The reaction was not immediate, but it had to come. It first became perceptible when books proved, and movies projected, that Wall Street had become a villain after a century of life as a hero. The hit of the moment is a film called The Big Short, based on Michael Lewis’ book. Lewis rails at the immorality of bankers, now a tribe that had become a law unto itself.
But it is not so easy to change the meaning of symbiotic term in popular culture. How did ‘socialism’ become acceptable in public discourse?

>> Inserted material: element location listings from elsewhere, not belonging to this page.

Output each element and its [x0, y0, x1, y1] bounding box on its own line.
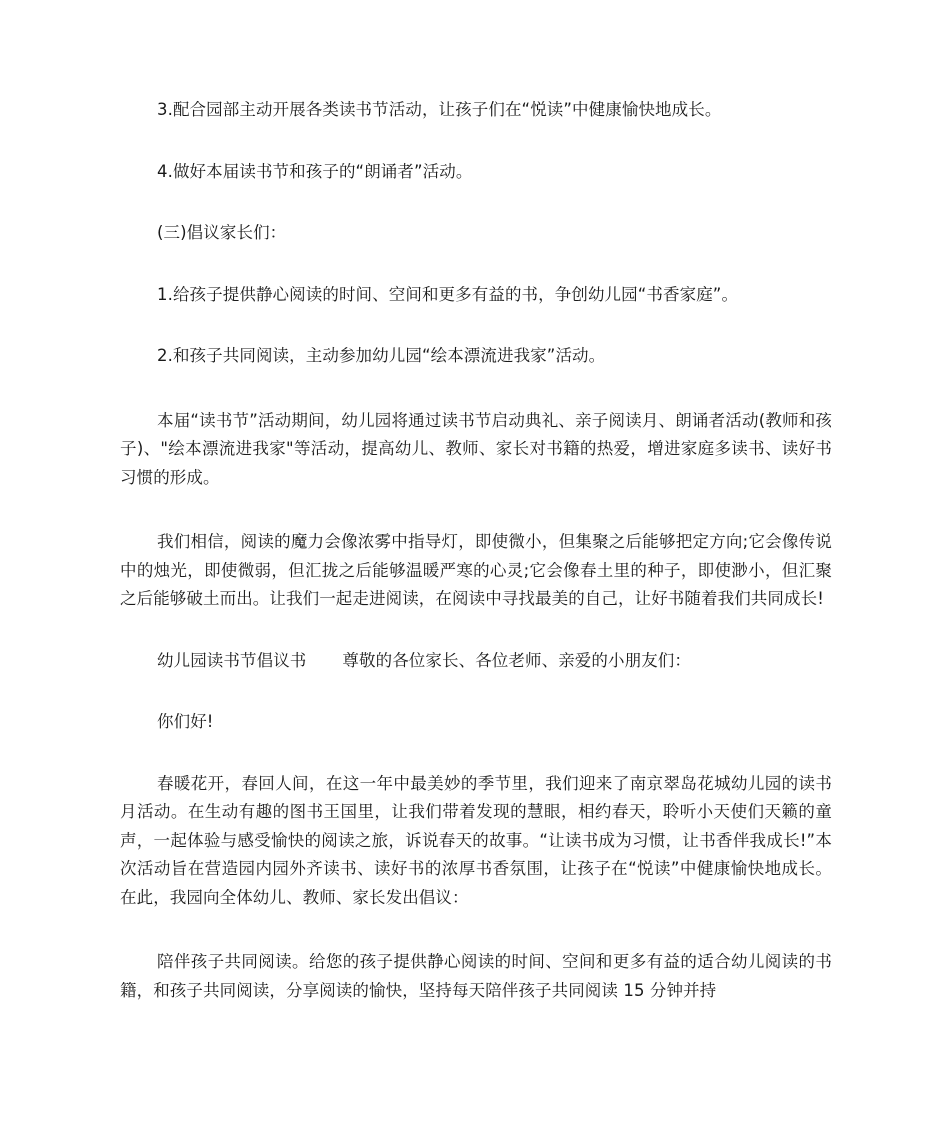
spring-paragraph: 春暖花开，春回人间，在这一年中最美妙的季节里，我们迎来了南京翠岛花城幼儿园的读书月活动。在生动有趣的图书王国里，让我们带着发现的慧眼，相约春天，聆听小天使们天籁的童声，一起体验与感受愉快的阅读之旅，诉说春天的故事。“让读书成为习惯，让书香伴我成长!”本次活动旨在营造园内园外齐读书、读好书的浓厚书香氛围，让孩子在“悦读”中健康愉快地成长。在此，我园向全体幼儿、教师、家长发出倡议： — [120, 773, 832, 907]
document-body — [120, 96, 832, 1005]
belief-paragraph: 我们相信，阅读的魔力会像浓雾中指导灯，即使微小，但集聚之后能够把定方向;它会像传说中的烛光，即使微弱，但汇拢之后能够温暖严寒的心灵;它会像春土里的种子，即使渺小，但汇聚之后能够破土而出。让我们一起走进阅读，在阅读中寻找最美的自己，让好书随着我们共同成长! — [120, 532, 832, 608]
section-heading-parents: (三)倡议家长们： — [157, 223, 287, 242]
accompany-reading-paragraph: 陪伴孩子共同阅读。给您的孩子提供静心阅读的时间、空间和更多有益的适合幼儿阅读的书籍，和孩子共同阅读，分享阅读的愉快，坚持每天陪伴孩子共同阅读 15 分钟并持 — [120, 952, 832, 1000]
parent-item-2: 2.和孩子共同阅读，主动参加幼儿园“绘本漂流进我家”活动。 — [157, 346, 606, 365]
heading-line — [120, 647, 832, 676]
parent-item-1: 1.给孩子提供静心阅读的时间、空间和更多有益的书，争创幼儿园“书香家庭”。 — [157, 284, 739, 304]
paragraph-item-3: 3.配合园部主动开展各类读书节活动，让孩子们在“悦读”中健康愉快地成长。 — [157, 100, 722, 119]
salutation: 尊敬的各位家长、各位老师、亲爱的小朋友们： — [342, 650, 692, 670]
paragraph-item-4: 4.做好本届读书节和孩子的“朗诵者”活动。 — [157, 161, 473, 181]
proposal-title: 幼儿园读书节倡议书 — [157, 650, 307, 670]
greeting: 你们好! — [157, 712, 214, 731]
activity-summary-paragraph: 本届“读书节”活动期间，幼儿园将通过读书节启动典礼、亲子阅读月、朗诵者活动(教师和孩子)、"绘本漂流进我家"等活动，提高幼儿、教师、家长对书籍的热爱，增进家庭多读书、读好书习惯的形成。 — [120, 410, 832, 487]
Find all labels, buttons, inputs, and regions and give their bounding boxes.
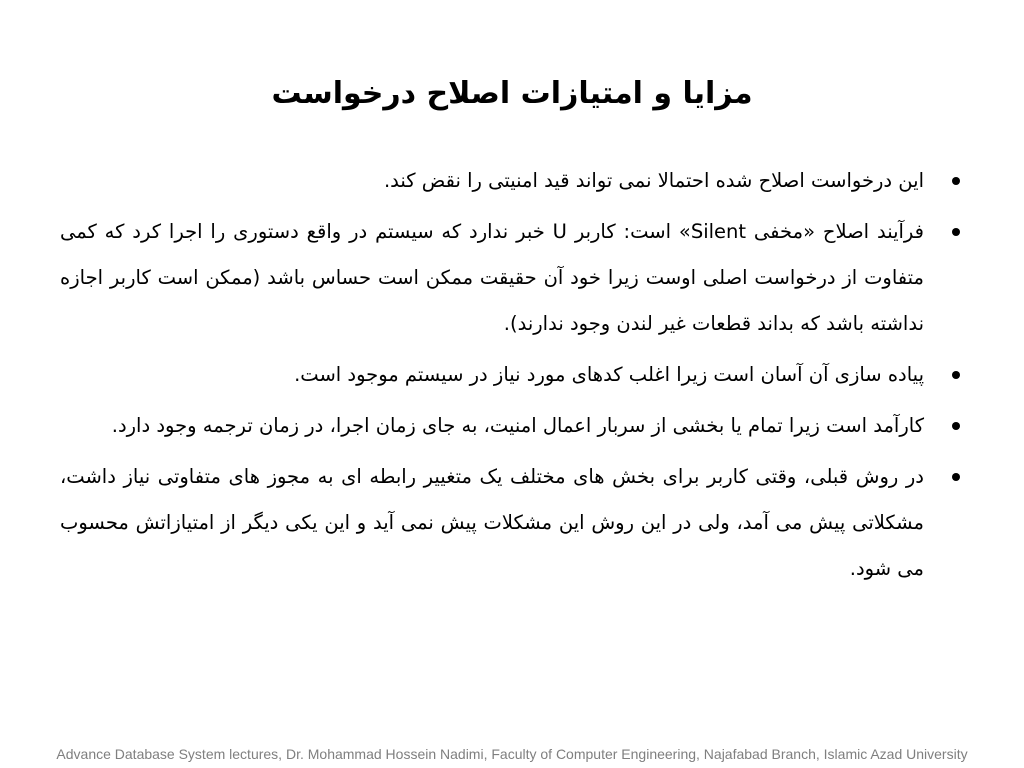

I discovered the answer from a television debate on CNN. American news shows are tough, but fortunately no one is allowed to scream. Television restricts the brawl to a spectator sport like fake wrestling. You can actually hear what someone is saying. One astute commentator explained that ‘socialist’ owed its rise to the summit of politics thanks to the most right-wing news channel, Fox News. For nearly eight years, ever since Barack Obama became President, Fox News has been describing Obama as a socialist in the hope of vilifying him. But viewers like what Obama was doing, and if this was really what socialism was all about, then they had no problem with it.
Brilliant.
In a fascinating twist, the surprise ascendance of both Sanders and his extreme opposite, Donald Trump, is because they have instigated the middle class and the poor against an establishment that is beholden to conventional powers, most notably the power of money. Trump shrieks; Sanders is mellifluous. Trump is racist, Sanders inclusive. But one leads an insurrection from the right, and the other a rebellion from the left. Both demand the death of a status quo that caters to the miniscule.
No one knows how this momentum will shift in a fortnight, let alone how it will end. But one thing is certain. Americans have changed. Politics must follow.